U.S. Department of Commerce
Date of this Version
2012
Citation
Journal of Hydrology 418–419 (2012) 17–48; doi:10.1016/j.jhydrol.2011.08.056
Abstract
Phase 2 of the Distributed Model Intercomparison Project (DMIP 2) was formulated primarily as a mechanism to help guide the US National Weather Service (NWS) as it expands its use of spatially distributed watershed models for operational river, flash flood, and water resources forecasting. The overall purpose of DMIP 2 was to test many distributed models with operational quality data with a view towards meeting NWS operational forecasting needs. At the same time, DMIP 2 was formulated as an experiment that could be leveraged by the broader scientific community as a platform for testing, evaluating, and improving the science of spatially distributed models.
This paper presents the key results of the DMIP 2 experiments conducted for the Oklahoma region, which included comparison of lumped and distributed model simulations generated with uncalibrated and calibrated parameters, water balance tests, routing and soil moisture tests, and simulations at interior locations. Simulations from 14 independent groups and 16 models are analyzed. As in DMIP 1, the participant simulations were evaluated against observed hourly streamflow data and compared with simulations generated by the NWS operational lumped model. A wide range of statistical measures are used to evaluate model performance on both run-period and event basis. A noteworthy improvement in DMIP 2 was the combined use of two lumped models to form the benchmark for event improvement statistics, where improvement was measured in terms of runoff volume, peak flow, and peak timing for between 20 and 40 events in each basin.

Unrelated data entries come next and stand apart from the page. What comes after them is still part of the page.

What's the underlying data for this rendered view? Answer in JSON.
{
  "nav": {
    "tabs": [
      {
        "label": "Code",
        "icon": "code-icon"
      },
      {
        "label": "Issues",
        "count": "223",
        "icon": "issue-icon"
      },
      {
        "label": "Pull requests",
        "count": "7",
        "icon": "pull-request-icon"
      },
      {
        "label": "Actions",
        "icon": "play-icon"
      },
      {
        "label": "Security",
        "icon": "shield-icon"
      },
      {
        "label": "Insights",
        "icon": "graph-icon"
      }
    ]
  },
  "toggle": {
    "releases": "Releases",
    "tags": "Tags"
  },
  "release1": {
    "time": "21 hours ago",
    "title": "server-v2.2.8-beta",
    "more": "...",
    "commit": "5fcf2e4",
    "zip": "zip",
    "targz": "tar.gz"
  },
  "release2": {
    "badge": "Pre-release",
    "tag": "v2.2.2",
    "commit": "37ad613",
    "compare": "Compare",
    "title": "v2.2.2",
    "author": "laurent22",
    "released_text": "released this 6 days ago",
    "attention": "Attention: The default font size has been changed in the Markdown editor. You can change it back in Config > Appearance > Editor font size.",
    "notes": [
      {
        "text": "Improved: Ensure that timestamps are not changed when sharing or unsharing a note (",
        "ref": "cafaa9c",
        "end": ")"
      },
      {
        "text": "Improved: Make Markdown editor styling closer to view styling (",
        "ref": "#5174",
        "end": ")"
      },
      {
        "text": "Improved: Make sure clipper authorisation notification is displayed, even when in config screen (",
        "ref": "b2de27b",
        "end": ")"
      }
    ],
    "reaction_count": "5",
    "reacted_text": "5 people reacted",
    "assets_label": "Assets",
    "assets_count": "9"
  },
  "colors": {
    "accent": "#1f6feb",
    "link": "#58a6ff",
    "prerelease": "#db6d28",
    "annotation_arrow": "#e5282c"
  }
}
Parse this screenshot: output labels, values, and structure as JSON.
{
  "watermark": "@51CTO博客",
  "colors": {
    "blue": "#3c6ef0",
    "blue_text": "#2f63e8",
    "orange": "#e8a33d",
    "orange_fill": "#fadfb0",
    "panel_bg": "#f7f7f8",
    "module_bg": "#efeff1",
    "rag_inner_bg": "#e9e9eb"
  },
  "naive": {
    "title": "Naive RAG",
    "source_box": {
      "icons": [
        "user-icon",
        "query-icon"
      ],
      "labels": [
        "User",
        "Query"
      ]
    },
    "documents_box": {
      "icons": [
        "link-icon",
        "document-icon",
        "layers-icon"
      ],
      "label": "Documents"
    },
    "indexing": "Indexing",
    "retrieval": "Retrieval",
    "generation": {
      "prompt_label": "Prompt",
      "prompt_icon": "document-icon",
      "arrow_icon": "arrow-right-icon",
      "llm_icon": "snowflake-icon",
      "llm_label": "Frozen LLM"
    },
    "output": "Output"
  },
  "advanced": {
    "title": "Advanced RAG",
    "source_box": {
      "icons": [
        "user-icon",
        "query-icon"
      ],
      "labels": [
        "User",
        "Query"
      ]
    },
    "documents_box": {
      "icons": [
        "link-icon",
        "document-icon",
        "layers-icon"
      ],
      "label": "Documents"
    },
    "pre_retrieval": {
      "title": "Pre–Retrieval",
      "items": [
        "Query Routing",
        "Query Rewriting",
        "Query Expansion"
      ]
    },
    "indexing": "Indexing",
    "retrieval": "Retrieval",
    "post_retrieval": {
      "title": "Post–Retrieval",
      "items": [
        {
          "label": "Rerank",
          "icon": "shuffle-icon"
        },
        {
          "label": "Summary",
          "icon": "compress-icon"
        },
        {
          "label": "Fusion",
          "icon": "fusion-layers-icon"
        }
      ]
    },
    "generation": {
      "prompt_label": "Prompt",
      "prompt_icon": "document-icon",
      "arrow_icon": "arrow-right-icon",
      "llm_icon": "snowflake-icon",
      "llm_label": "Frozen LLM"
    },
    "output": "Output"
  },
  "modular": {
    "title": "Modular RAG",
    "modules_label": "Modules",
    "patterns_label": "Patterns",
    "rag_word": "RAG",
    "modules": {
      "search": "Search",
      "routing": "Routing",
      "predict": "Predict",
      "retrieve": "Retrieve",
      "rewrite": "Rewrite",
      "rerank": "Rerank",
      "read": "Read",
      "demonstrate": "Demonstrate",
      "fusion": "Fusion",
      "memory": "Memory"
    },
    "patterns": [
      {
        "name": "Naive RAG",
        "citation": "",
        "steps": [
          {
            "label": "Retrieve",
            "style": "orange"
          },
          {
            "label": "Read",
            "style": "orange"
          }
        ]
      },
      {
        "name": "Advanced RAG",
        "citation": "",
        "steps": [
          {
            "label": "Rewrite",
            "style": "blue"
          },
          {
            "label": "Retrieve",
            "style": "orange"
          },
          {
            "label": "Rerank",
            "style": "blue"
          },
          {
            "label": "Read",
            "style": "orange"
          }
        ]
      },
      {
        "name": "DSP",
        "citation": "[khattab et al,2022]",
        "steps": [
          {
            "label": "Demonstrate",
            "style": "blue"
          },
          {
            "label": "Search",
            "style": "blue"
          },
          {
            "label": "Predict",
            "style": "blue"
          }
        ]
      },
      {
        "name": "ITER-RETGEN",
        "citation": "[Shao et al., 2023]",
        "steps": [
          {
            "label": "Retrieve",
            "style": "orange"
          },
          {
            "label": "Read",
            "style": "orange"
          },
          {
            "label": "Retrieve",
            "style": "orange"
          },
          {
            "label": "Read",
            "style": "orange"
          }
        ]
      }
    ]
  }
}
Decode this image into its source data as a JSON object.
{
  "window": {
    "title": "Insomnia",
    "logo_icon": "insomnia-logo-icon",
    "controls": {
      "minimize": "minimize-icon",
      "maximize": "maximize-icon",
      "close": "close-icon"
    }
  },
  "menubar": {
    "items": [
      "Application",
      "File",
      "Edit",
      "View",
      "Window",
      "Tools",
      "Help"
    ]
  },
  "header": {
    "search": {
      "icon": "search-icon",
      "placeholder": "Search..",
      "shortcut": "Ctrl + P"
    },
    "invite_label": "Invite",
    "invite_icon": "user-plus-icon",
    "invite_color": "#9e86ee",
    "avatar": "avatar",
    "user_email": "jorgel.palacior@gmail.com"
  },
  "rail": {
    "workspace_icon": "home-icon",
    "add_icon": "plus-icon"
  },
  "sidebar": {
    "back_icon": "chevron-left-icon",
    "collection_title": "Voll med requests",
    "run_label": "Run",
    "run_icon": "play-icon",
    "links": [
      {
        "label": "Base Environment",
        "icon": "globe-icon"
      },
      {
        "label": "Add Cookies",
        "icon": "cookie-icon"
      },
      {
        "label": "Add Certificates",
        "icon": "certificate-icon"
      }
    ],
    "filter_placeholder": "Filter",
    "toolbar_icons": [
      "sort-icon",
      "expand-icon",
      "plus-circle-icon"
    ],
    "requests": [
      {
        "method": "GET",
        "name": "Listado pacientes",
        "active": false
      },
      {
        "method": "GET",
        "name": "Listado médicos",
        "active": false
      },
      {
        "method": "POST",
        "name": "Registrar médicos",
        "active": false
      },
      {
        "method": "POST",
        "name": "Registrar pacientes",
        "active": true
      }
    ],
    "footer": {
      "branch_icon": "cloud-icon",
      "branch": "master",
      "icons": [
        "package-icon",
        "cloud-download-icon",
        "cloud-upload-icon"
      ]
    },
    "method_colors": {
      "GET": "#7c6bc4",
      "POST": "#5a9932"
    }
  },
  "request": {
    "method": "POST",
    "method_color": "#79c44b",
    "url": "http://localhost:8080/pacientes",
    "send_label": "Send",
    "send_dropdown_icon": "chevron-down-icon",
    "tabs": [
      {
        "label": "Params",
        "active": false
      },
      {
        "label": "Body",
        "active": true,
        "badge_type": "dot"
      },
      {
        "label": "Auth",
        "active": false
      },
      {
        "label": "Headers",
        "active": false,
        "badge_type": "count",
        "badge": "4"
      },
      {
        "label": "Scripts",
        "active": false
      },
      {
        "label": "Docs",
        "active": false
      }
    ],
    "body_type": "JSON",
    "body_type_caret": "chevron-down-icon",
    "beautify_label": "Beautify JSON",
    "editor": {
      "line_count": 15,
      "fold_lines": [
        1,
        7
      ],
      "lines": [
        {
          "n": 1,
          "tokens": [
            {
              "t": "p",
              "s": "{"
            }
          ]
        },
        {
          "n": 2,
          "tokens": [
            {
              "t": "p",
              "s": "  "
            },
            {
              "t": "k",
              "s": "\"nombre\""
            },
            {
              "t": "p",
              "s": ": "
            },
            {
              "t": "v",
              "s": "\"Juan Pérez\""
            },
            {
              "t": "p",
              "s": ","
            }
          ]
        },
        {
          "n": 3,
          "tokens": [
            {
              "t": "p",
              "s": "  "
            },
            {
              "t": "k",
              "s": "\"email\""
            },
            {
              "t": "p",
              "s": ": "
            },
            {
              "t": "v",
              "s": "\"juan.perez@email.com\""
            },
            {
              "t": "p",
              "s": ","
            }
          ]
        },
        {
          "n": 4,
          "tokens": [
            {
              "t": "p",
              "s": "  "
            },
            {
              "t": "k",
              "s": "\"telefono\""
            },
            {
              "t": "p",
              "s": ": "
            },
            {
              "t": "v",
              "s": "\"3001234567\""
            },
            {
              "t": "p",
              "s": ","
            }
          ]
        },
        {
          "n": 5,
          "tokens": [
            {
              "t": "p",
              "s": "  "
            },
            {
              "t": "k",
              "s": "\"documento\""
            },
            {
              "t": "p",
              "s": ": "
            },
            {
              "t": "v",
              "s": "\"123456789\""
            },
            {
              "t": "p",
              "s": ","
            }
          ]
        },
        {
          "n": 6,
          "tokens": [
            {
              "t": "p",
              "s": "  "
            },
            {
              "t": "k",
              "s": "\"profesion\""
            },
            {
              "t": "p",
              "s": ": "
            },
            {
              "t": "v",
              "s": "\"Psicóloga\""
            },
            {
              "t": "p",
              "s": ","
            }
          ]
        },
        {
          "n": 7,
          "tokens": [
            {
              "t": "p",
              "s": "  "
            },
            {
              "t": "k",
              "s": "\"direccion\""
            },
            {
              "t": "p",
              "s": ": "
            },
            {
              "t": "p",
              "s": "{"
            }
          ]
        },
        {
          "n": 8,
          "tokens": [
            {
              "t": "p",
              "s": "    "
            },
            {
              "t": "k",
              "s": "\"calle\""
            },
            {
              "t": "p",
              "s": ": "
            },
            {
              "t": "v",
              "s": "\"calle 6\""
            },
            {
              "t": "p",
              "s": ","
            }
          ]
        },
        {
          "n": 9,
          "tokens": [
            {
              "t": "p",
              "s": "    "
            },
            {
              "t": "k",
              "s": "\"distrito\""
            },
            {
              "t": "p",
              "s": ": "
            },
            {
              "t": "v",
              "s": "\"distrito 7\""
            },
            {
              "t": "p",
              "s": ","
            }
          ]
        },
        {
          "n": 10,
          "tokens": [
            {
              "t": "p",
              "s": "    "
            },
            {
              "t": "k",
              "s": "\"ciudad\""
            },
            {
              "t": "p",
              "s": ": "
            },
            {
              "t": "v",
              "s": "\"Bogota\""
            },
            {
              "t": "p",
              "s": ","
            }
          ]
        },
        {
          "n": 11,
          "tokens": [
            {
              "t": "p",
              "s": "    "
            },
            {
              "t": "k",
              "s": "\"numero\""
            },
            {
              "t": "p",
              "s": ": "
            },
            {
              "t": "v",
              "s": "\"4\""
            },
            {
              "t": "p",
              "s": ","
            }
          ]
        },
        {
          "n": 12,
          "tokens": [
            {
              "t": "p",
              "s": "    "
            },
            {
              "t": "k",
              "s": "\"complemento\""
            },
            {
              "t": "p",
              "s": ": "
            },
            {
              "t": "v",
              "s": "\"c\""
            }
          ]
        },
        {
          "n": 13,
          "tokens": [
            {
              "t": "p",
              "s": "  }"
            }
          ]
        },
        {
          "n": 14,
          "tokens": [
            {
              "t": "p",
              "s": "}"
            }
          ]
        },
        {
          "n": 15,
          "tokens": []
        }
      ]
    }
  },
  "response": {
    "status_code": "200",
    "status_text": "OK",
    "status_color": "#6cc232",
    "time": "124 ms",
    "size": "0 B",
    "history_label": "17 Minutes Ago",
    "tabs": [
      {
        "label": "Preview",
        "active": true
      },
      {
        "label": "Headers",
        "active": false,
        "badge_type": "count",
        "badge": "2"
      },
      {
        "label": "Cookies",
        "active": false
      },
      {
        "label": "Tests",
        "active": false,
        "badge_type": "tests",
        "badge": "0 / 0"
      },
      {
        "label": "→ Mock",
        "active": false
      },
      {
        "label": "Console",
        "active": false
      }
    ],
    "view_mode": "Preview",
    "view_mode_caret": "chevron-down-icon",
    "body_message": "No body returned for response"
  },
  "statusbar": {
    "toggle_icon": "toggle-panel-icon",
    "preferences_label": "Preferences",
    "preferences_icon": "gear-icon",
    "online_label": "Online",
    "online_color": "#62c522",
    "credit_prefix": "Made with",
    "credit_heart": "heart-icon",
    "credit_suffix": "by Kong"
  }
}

Results indicate that in general, those spatially distributed models that are calibrated to perform well for basin outlet simulations also, in general, perform well at interior points whose drainage areas cover a wide range of scales. Two of the models were able to provide reasonable estimates of soil moisture versus depth over a wide geographic domain and through a period containing two severe droughts. In several parent and interior basins, a few uncalibrated spatially distributed models were able to achieve better goodness-of-fit statistics than other calibrated distributed models, highlighting the strength of those model structures combined with their a priori parameters. In general, calibration solely at basin outlets alone was not able to greatly improve relative model performance beyond that established by using uncalibrated a priori parameters. Further, results from the experiment for returning DMIP 1 participants reinforce the need for stationary data for model calibration: in some cases, the improvements gained by distributed models compared to lumped were not realized when the models were calibrated using inconsistent precipitation data from DMIP 1. Event-average improvement of distributed models over the combined lumped benchmark was measured in terms of runoff volume, peak flow, and peak timing for between 20 and 40 events. The percentage of model-basin pairs having positive distributed model improvement at basin outlets and interior points was 18%, 24%, and 28% respectively, for these quantities. These values correspond to 14%, 33%, and 22% respectively, in DMIP 1. While there may not seem to be much gain compared to DMIP 1 results, the DMIP 2 values were based on more precipitation–runoff events, more model-basin combinations (148 versus 51), more interior ungauged points (9 versus 3), and a benchmark comprised of two lumped model simulations.
In addition, we propose a set of statistical measures that can be used to guide the calibration of distributed and lumped models for operational forecasting.